Just like the age-old question about the chicken and egg, creatives everywhere are constantly questioning how to land their first job in an agency when many of the agencies require entry-level employees have at least two years of experience. Why is that? Well for starters, agencies are fast-paced machines. There’s very little time for ramping up and training for the newer hires. Of course, there are exceptions to the rule with plenty of agencies offering internships.
But the question still stands: how do you get your foot in the door at an agency when the competition is so high? Let me offer you some ideas:
Build Your Portfolio. A good portfolio is critical and step one in the process. No one in an agency will take a candidate seriously without one — period. Tailor your portfolio to show off who you are, while making sure to offer variety in your work. It’s important to highlight complete work, including any drafts or mockups that lead to the final product. The best portfolios take a well-rounded and curated approach to showing work. In addition, you should briefly describe the work and the particular role each piece played. Creating comprehensive case studies go a long way as they show the creative thought process and clearly displays your strengths along the way.
If you don’t have enough pieces to add to your portfolio, try to do as many pro bono projects as possible. Just because you may not have done the work for a company doesn’t mean it is bad work! When sending your portfolio with an application, include work relevant to the type of work the agency produces and incorporate the work that excites you. Companies want to work with people who are enthusiastic and motivated to learn new things.

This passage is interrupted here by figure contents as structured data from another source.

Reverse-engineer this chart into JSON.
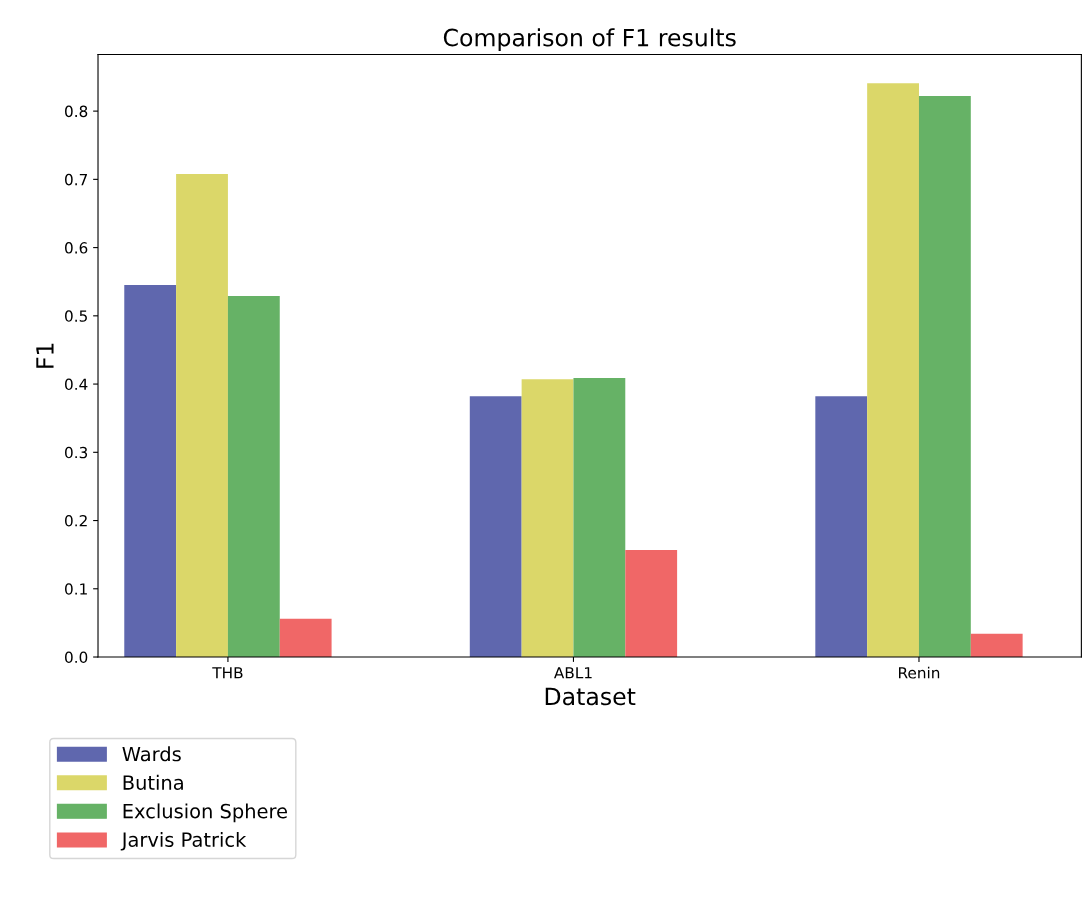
{
  "chart_data": {
    "type": "bar",
    "title": "Comparison of F1 results",
    "xlabel": "Dataset",
    "ylabel": "F1",
    "categories": [
      "THB",
      "ABL1",
      "Renin"
    ],
    "series": [
      {
        "name": "Wards",
        "color": "#5f67ae",
        "values": [
          0.545,
          0.382,
          0.382
        ]
      },
      {
        "name": "Butina",
        "color": "#dbd769",
        "values": [
          0.708,
          0.407,
          0.841
        ]
      },
      {
        "name": "Exclusion Sphere",
        "color": "#66b266",
        "values": [
          0.529,
          0.409,
          0.822
        ]
      },
      {
        "name": "Jarvis Patrick",
        "color": "#f06767",
        "values": [
          0.056,
          0.157,
          0.034
        ]
      }
    ],
    "ylim": [
      0,
      0.883
    ],
    "yticks": [
      "0.0",
      0.1,
      0.2,
      0.3,
      0.4,
      0.5,
      0.6,
      0.7,
      0.8
    ],
    "legend": "bottom left",
    "grid": false
  }
}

Network, Network, Network! Like most jobs, it always helps to have a connection at the place you would like to work. If you don’t have a connection already, it’s crucial to network and build those relationships. Find industry events where you can meet other creative professionals. And if there is an agency or two that you have your eye on, show up at their events! The more you show up, the more opportunities you will get to make a good impression. Even if you don’t meet someone looking to hire, you could meet a potential co-collaborator on side projects. Building a community of collaborators is sometimes just as important as mingling with hiring managers.
Do Your Homework. Once you’ve found an agency you’d like to work for, research the company thoroughly — know why you are interested in them. Giving the agency specific reasons and examples as to why you would like to work with them shows genuine interest rather than applying for the sake of applying. Let them know why you think they are special!
While you’re researching the agency, make sure to look up current team members and the hiring manager(s) and don’t be afraid to reach out at least for more information or even an informational interview. Identify any common threads or interesting connections when sending the first message — you’ll want to stand out among the many cold emails agencies receive. Companies need to know you’re actively engaged and invested in their work, their culture, and their community.
Make Them Feel Special. The biggest turnoff is when a company can tell an application and/or cover letter has been templated and sent around to a bunch of places. No matter how thorough you try to review, things will inevitably be missed when you least expect it. Maybe you leave another company’s name at the top, talk about a project that is irrelevant, or simply keep everything super generic. Custom fit each application to the specific company, the position you’re applying for, and the hiring manager(s) who will likely be reading your things. A final reminder about personalizing your application and portfolio: while the creative industry is not as stuffy as other industries, it’s important to find the balance between showing your personality and staying professional.